Wlaschek invested much of the proceeds into property, including the building housing Vienna’s stock exchange and eight palaces in the capital city. In 2000, he bought Austria’s biggest real estate company when he took over Bank Austria’s property portfolio. Real estate prices almost doubled in the decade or so after the purchase, according to the Austrian Real Estate Federation.

Wlaschek’s son, Karl Philipp, managed his father’s property investments starting in 2004. The holdings, with a book value of almost 2 billion euros ($2.18 billion), earned the family 131 million euros in rent in 2011, according to Der Standard.

That same year, Karl Wlaschek bought the Schlosshotel Velden, a five-star property in Austria’s southern Carinthian province where he had performed after the war. At a gala reception celebrating the purchase, he sat down at a piano and played “I’m in the Mood for Love.”

Fifth Marriage

In April 2012, as a 94-year-old widower, Wlaschek made headlines in his personal life when he married for a fifth time, to then 63-year-old Ricki Schenk.

Wlaschek was born in Vienna on Aug. 4, 1917. His father, Rudolf, was a plumber and his mother, Aloisia, was a housewife, according to his biography.

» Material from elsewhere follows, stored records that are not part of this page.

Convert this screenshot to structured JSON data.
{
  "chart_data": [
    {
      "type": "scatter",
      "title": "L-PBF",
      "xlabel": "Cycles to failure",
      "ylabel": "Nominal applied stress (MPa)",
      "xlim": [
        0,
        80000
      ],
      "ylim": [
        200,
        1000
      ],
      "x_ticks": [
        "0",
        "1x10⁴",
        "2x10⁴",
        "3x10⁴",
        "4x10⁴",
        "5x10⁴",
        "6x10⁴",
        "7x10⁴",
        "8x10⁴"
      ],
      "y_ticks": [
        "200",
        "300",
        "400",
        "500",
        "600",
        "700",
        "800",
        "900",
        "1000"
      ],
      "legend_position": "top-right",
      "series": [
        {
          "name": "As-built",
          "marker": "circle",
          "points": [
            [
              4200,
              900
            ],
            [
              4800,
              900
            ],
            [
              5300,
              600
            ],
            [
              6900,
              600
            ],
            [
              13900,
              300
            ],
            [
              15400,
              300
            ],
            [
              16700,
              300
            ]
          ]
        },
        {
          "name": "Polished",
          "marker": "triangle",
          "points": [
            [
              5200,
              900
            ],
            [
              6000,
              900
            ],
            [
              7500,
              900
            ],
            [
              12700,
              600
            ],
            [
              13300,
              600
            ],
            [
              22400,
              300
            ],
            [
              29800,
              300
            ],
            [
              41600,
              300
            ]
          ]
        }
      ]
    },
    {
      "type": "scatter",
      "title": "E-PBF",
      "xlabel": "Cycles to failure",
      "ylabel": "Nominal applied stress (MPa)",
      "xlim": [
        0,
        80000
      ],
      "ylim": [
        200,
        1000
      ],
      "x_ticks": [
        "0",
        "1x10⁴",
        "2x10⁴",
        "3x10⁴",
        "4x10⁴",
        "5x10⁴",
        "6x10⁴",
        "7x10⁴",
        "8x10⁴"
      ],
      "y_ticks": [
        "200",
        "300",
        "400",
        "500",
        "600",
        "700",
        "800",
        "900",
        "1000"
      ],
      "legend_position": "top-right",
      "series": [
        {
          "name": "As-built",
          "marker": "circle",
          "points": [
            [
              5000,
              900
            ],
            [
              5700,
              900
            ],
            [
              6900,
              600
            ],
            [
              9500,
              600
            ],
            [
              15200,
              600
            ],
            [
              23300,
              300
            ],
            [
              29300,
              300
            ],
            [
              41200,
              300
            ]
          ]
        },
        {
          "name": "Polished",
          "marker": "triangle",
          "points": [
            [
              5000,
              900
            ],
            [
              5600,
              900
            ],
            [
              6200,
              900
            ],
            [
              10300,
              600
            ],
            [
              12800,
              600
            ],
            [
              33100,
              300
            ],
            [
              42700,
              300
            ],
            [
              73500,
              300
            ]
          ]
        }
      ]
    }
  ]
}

He graduated from high school and studied chemistry at Vienna’s Technical University until 1938, when his studies were interrupted first by the Anschluss, Nazi Germany’s annexation of Austria, and then by World War II.

Wlaschek was drafted into the German army and assigned to units that fought in Poland, France and the Soviet Union. He survived the war by using his skills as a musician and joker to win assignments off the frontlines, according to his biography.

His two children, Marie-Luise Bittner and Karl Philipp Wlaschek, were from previous marriages.